E-Auto-Import bricht nach Steuervorteilsende massiv ein.

E-Auto-Import bricht nach Steuervorteilsende massiv ein
E-Auto-Import bricht nach Steuervorteilsende massiv ein

Starker Rückgang bei der Einfuhr von Elektroautos

Nach Angaben von Novyny.live: Die Einfuhr von Elektrofahrzeugen in die Ukraine ist im Januar 2026 drastisch eingebrochen. Den Zulassungsdaten zufolge wurden nur noch 2300 Erstzulassungen für E-Autos registriert. Das ist ein Rückgang um das Vierzehnfache im Vergleich zum Dezember 2025, als noch rund 33.000 Elektroautos neu zugelassen wurden. Hauptursache für diesen Einbruch ist das Auslaufen der Mehrwertsteuerbefreiung für importierte E-Fahrzeuge, die am 1. Januar 2026 endete. Diese Regelung hatte den Markt zuvor jahrelang befeuert.

Die aktuelle Lage auf dem ukrainischen E-Auto-Markt

Die Statistik für Januar 2026 zeigt 1450 Erstzulassungen für gebrauchte und 904 für neue Elektrofahrzeuge. Das abrupte Ende der finanziellen Anreize hat die Attraktivität von E-Autos für Käufer deutlich geschmälert und die Nachfrage sowohl nach neuen als auch gebrauchten Modellen stark sinken lassen.

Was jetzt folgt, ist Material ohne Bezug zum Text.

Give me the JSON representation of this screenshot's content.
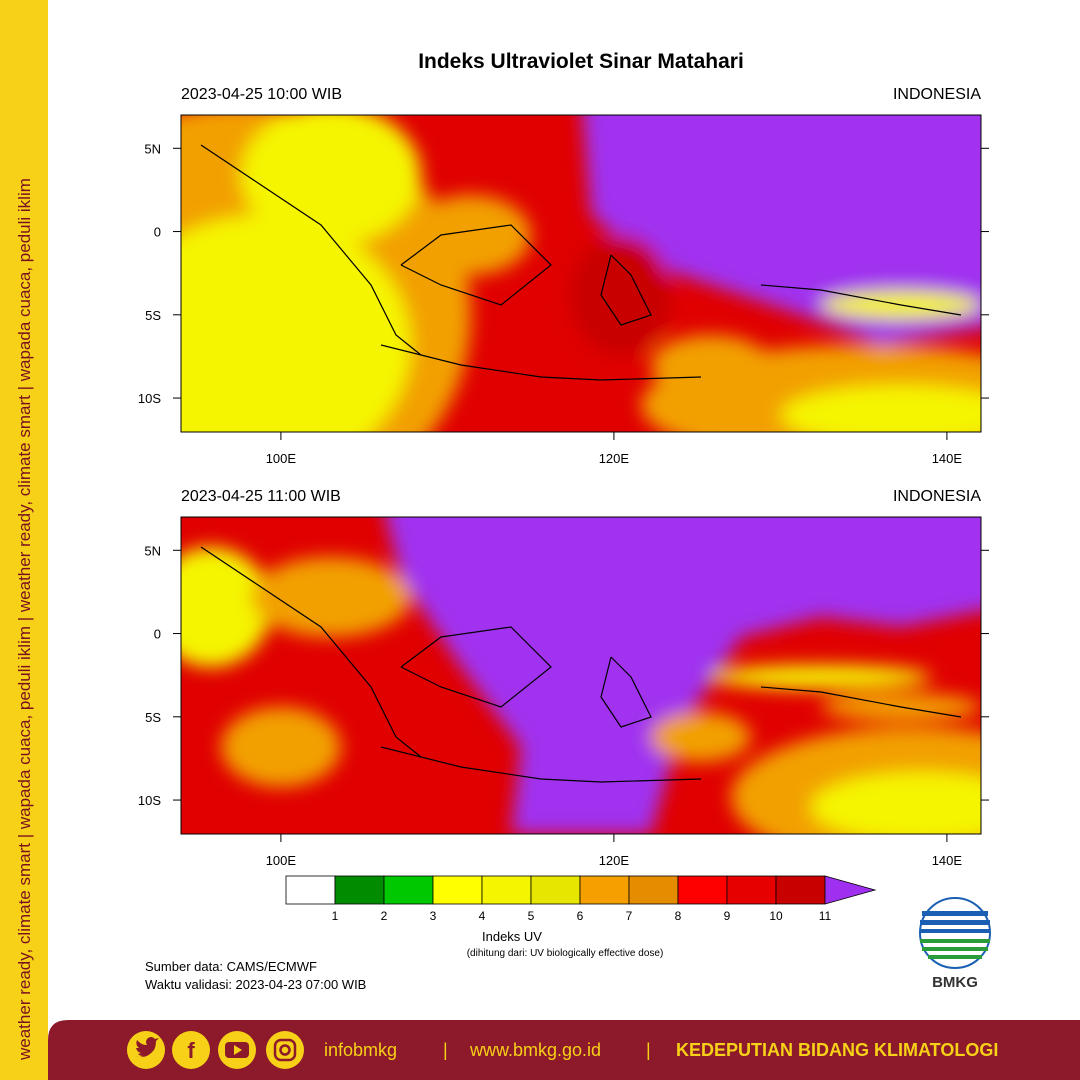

Zusätzlich belastet wurde der Markt durch die winterlichen Bedingungen. Bei Frosttemperaturen bis zu -20 °C litten die Batterieleistungen spürbar, was die Alltagstauglichkeit einschränkte. Hinzu kamen gestiegene Ladekosten an öffentlichen Stationen, die mit 30-32 Hrywnja pro Kilowattstunde zu Buche schlugen – ein weiterer abschreckender Faktor für potenzielle Käufer.

Insgesamt durchlebt der ukrainische E-Auto-Markt somit eine schwierige Phase, die maßgeblich auf das Ende der Steuervergünstigungen und die widrigen Witterungsumstände zurückzuführen ist.

Der Importeinbruch unterstreicht, wie abhängig die Entwicklung des E-Auto-Marktes von staatlichen Förderinstrumenten war.

Das Auslaufen der Mehrwertsteuerbefreiung als Hauptgrund für den Zulassungseinbruch könnte langfristige Folgen für Investitionen in diesen Sektor haben. Angesichts hoher Ladekosten und technischer Herausforderungen im Winter dürfte eine Erholung der Nachfrage ohne neue staatliche Anreize oder Initiativen nur schwer möglich sein.